Jennifer had her own particular vision. She saw things that other people tended to overlook or take for granted or pass by; but they were not in any way strange or exceptional things.
Clearer vision
They were things which we might all see, every day, if we simply possessed a clearer vision of the sort that she had. She saw elemental things: water, air, fire, earth; that’s to say, the sea, rivers, waterfalls – even the very small ones in a burn interested her – the sky, clouds, the moon and stars, grasses and sedges … natural things in movement or in flux.

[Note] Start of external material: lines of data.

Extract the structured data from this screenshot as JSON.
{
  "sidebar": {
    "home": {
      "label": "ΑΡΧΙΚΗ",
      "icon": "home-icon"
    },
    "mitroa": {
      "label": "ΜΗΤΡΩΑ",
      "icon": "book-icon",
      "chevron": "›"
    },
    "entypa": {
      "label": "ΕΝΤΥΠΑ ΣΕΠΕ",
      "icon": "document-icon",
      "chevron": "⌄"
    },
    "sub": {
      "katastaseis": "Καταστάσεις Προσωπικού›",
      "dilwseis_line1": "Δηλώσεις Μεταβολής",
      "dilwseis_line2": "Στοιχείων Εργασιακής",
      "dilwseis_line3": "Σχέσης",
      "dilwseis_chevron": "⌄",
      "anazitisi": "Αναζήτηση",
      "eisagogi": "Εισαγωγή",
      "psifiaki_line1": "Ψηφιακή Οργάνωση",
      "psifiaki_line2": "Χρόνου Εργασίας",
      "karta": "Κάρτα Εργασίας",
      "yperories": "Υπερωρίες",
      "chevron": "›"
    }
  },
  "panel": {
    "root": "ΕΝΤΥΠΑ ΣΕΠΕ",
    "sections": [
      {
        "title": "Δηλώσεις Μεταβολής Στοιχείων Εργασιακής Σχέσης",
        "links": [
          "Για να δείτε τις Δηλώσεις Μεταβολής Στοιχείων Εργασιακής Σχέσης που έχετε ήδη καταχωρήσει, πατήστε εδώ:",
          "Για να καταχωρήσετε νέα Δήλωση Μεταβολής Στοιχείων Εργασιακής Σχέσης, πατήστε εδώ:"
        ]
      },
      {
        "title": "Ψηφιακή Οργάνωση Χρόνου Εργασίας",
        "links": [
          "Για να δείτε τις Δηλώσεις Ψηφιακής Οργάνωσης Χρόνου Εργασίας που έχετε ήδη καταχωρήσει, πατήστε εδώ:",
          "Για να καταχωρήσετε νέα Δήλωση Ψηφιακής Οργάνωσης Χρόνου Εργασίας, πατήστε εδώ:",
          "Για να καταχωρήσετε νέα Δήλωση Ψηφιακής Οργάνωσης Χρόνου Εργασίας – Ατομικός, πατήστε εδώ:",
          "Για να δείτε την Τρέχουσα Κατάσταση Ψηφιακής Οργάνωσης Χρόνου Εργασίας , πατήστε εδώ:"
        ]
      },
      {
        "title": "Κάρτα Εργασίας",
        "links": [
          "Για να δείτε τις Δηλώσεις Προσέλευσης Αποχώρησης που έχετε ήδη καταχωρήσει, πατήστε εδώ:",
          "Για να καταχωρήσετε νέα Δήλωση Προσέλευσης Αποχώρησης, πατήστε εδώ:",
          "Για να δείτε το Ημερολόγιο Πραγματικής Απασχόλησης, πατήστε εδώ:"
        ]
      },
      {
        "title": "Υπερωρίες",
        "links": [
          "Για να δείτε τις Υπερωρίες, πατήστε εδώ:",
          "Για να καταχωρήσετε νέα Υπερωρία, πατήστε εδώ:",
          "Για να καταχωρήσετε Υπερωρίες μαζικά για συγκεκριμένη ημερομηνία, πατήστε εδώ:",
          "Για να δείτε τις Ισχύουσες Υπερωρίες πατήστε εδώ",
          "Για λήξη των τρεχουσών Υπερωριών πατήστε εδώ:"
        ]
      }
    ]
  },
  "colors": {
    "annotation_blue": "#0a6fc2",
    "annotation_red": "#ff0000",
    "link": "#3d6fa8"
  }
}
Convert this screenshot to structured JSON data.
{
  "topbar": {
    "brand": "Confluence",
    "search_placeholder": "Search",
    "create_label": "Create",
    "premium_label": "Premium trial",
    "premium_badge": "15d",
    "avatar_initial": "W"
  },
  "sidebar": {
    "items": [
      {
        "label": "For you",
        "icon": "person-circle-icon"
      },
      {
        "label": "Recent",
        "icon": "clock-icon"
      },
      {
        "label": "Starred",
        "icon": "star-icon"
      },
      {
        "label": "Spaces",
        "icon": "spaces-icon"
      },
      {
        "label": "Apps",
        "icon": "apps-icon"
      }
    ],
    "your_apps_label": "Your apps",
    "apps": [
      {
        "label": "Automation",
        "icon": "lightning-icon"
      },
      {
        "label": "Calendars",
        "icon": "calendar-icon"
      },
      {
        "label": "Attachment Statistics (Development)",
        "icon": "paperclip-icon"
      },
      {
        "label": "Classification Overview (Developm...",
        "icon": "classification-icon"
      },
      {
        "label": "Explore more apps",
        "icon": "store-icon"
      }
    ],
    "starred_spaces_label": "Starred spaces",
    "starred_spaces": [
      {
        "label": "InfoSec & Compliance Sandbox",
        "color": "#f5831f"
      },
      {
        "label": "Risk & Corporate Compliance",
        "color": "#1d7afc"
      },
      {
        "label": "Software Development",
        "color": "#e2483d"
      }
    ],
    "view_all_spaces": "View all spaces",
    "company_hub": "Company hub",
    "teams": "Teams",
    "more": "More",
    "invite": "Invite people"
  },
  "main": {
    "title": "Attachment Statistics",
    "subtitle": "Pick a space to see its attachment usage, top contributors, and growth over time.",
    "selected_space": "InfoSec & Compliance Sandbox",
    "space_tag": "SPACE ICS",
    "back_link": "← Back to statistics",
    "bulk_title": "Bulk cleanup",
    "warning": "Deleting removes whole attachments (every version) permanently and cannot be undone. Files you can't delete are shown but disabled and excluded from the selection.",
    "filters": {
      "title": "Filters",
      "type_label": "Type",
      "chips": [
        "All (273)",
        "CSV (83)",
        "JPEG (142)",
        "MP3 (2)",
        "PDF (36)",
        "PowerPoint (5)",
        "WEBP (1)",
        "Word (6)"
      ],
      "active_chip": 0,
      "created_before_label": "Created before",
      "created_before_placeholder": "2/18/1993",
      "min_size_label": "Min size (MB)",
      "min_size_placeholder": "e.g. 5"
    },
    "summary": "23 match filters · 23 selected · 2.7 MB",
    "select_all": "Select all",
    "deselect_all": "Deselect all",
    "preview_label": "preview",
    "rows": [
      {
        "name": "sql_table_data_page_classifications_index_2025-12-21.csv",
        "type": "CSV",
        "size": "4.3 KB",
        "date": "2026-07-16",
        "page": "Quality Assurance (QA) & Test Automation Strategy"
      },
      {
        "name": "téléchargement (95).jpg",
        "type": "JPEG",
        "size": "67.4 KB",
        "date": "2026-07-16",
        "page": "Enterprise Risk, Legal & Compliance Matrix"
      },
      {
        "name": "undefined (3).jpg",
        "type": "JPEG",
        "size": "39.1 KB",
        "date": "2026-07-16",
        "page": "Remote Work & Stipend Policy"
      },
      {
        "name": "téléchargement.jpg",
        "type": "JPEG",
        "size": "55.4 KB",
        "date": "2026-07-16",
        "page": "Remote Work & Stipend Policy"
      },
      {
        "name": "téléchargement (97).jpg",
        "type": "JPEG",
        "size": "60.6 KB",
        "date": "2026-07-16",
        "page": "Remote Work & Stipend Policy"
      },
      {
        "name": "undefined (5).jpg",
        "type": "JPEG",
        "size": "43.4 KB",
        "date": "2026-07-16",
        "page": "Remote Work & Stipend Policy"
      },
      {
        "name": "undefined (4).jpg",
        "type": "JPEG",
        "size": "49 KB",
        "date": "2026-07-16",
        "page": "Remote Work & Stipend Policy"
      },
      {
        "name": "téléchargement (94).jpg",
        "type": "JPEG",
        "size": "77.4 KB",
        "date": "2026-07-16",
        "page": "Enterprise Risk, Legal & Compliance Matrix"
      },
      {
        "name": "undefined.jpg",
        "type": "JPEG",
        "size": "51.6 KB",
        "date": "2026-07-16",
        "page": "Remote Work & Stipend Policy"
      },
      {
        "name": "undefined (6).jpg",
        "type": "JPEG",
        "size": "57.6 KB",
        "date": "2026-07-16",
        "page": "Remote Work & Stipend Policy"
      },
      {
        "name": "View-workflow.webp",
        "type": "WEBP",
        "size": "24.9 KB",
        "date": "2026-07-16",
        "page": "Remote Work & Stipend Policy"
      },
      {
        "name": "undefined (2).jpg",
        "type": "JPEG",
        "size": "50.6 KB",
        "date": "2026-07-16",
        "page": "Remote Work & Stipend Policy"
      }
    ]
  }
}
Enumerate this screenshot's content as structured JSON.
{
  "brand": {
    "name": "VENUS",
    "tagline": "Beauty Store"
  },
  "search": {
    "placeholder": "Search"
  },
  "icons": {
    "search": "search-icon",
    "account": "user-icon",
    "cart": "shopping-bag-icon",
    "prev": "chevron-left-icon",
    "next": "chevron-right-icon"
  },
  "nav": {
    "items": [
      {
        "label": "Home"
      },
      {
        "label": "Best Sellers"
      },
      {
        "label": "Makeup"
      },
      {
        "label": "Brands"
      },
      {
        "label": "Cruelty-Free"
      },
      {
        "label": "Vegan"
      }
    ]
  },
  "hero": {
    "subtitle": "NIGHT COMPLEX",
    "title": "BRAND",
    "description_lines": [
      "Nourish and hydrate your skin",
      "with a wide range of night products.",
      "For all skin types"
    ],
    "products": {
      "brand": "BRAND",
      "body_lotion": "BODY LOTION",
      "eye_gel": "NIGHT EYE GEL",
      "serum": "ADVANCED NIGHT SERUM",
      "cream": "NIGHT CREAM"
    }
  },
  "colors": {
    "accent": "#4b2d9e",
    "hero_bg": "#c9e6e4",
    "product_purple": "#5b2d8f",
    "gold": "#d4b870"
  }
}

Her embroideries and patchworks, her sewings, as she called them, manipulated cloth in many ingenious ways; they suggested rock faces or geological formations, starry night skies or the moon coming out of clouds, raindrops or snowflakes moving down a window-pane, the flow and eddies of the River Ness in spate, a big wave breaking over the rocks on Islay.
Her earlier print-making activities, her always tentative pencil drawings and her more recent photographs, all showed the same clear vision. This was her way of understanding the world. It helps us to see, and adds to our understanding. This is what a real artist does.
This appreciation first appeared in issue 80 of The Kintyre Magazine, the publication of the Kintyre Antiquarian and Natural History Society. Its editor, Angus Martin, said: ‘Jennifer Hex, who died and is buried in Southend, was responsible for the cover illustrations of the first six issues of magazine, beginning in spring 1977.’